Amazement can sometimes be ramped up a notch which is what happened when I recently read ‘But Beautiful’, Dyer’s self confessed historical fiction of several of the early jazz greats. Thelonius Monk, Charles Mingus, Bud Powell, Ben Webster, Chet Baker, Duke Ellington and others live here. He has said that it was one of his easiest books to write and I can only guess that it was because he completely inhabits this music. His writing was jazz. His understanding of the men and their music was breathtaking to the point where I felt I had to read some of it out loud. I did and was exhausted after. The fact that Dyer himself is a jazz aficionado contributed to the soul of this book but the empathy for the broken lives of many of these men comes from Geoff Dyer the man.
And now, in ‘The Ongoing Moment’ once again I am entranced. Okay, I’ll confess that in his introduction to this book about photography, he said that it might irritate some people. I was one of them for a while. There was too much description of photos that weren’t reproduced in the book and I still think this was a mistake. AND….the photos that are there are too small and printed on poor quality paper. That being said, after I had rifled back and forth for a bit I decided that no way was I going to abandon a book by my current hero. ‘Okay Geoff’ I said, ‘It’s back to the beginning. I’ll give this another go and see where you’ll take me’. How could I have doubted him?
Dyer introduces us to, or reacquaints us with, some of the early artists of photography - most of European background. William Henry Fox Talbot, Eugene Atget, Alfred Steiglitz, Edward Steichen, Edward Weston, Paul Strand, Dorothea Lange, Andre Kertesz, Walker Evans, Brassai. I must stop as this list misses many and does nothing to tell you about the essence of this book. The first sentence will give you some idea.

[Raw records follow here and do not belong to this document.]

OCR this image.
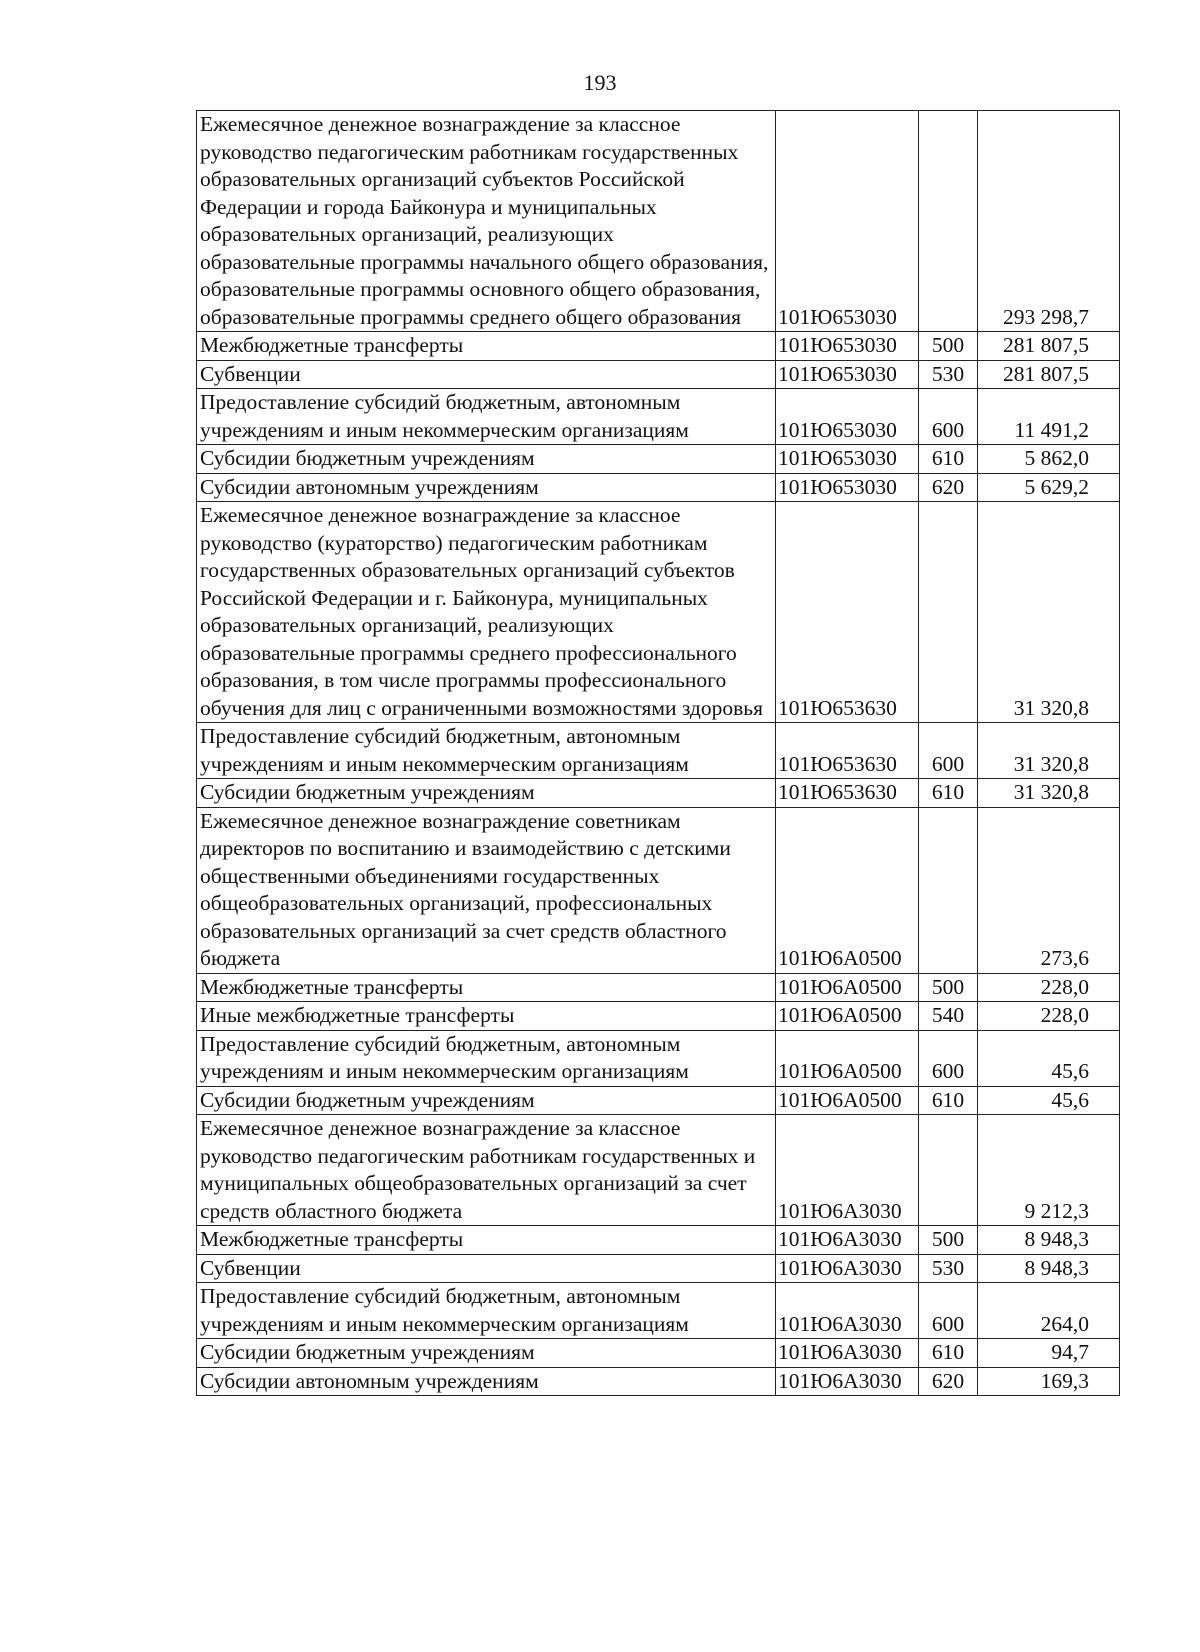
193
Ежемесячное денежное вознаграждение за классное руководство педагогическим работникам государственных образовательных организаций субъектов Российской Федерации и города Байконура и муниципальных образовательных организаций, реализующих образовательные программы начального общего образования, образовательные программы основного общего образования, образовательные программы среднего общего образования	101Ю653030		293 298,7
Межбюджетные трансферты	101Ю653030	500	281 807,5
Субвенции	101Ю653030	530	281 807,5
Предоставление субсидий бюджетным, автономным учреждениям и иным некоммерческим организациям	101Ю653030	600	11 491,2
Субсидии бюджетным учреждениям	101Ю653030	610	5 862,0
Субсидии автономным учреждениям	101Ю653030	620	5 629,2
Ежемесячное денежное вознаграждение за классное руководство (кураторство) педагогическим работникам государственных образовательных организаций субъектов Российской Федерации и г. Байконура, муниципальных образовательных организаций, реализующих образовательные программы среднего профессионального образования, в том числе программы профессионального обучения для лиц с ограниченными возможностями здоровья	101Ю653630		31 320,8
Предоставление субсидий бюджетным, автономным учреждениям и иным некоммерческим организациям	101Ю653630	600	31 320,8
Субсидии бюджетным учреждениям	101Ю653630	610	31 320,8
Ежемесячное денежное вознаграждение советникам директоров по воспитанию и взаимодействию с детскими общественными объединениями государственных общеобразовательных организаций, профессиональных образовательных организаций за счет средств областного бюджета	101Ю6А0500		273,6
Межбюджетные трансферты	101Ю6А0500	500	228,0
Иные межбюджетные трансферты	101Ю6А0500	540	228,0
Предоставление субсидий бюджетным, автономным учреждениям и иным некоммерческим организациям	101Ю6А0500	600	45,6
Субсидии бюджетным учреждениям	101Ю6А0500	610	45,6
Ежемесячное денежное вознаграждение за классное руководство педагогическим работникам государственных и муниципальных общеобразовательных организаций за счет средств областного бюджета	101Ю6А3030		9 212,3
Межбюджетные трансферты	101Ю6А3030	500	8 948,3
Субвенции	101Ю6А3030	530	8 948,3
Предоставление субсидий бюджетным, автономным учреждениям и иным некоммерческим организациям	101Ю6А3030	600	264,0
Субсидии бюджетным учреждениям	101Ю6А3030	610	94,7
Субсидии автономным учреждениям	101Ю6А3030	620	169,3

Dyer writes: ‘I am not the first researcher to draw inspirations from a ‘certain Chinese encyclopaedia’ described by Borges. According to this arcane work ‘animals are divided into (a) those that belong to the Emperor; (b) embalmed ones; (c) those that are trained; (d) suckling pigs; (e) mermaids; (f) fabulous ones; (g) stray dogs; (h) those that are included in this classification; (i) those that tremble as if they were mad; (j) innumerable ones; (k) those drawn with a very fine camel’s-hair brush; (l) et cetera; (m) those that have just broken the flower vase; (n) those that at a distance resemble flies.’
Although the wonderful eccentricity of this list is not in evidence, it does tell you a bit about Dyers leaning towards ‘seeing’ these photographs through an organizing principle that is uniquely his. He draws connections for us through the photographs taken over the years and if he talks about photographs of men wearing hats, perhaps also wearing an overcoat; or maybe a photo of a room with a hat in evidence, a hat has never felt more like a hat than when he draws our attention to it. He sees what is there and gives it its due dignity. Even if it’s a battered dignity. The details we wouldn’t have noticed without him create a desired intimacy. He talks about the many photographs containing stairs, benches, blind people, barber shops, never ending roadways and the doors and windows that he uses to pull us in to a world seen through the recognized creative awareness of these artists. The writer is one of them.
You can tell that this book captivated me and what might have been a dry read, in the hands of Geoff Dyer, became another book of enduring admiration.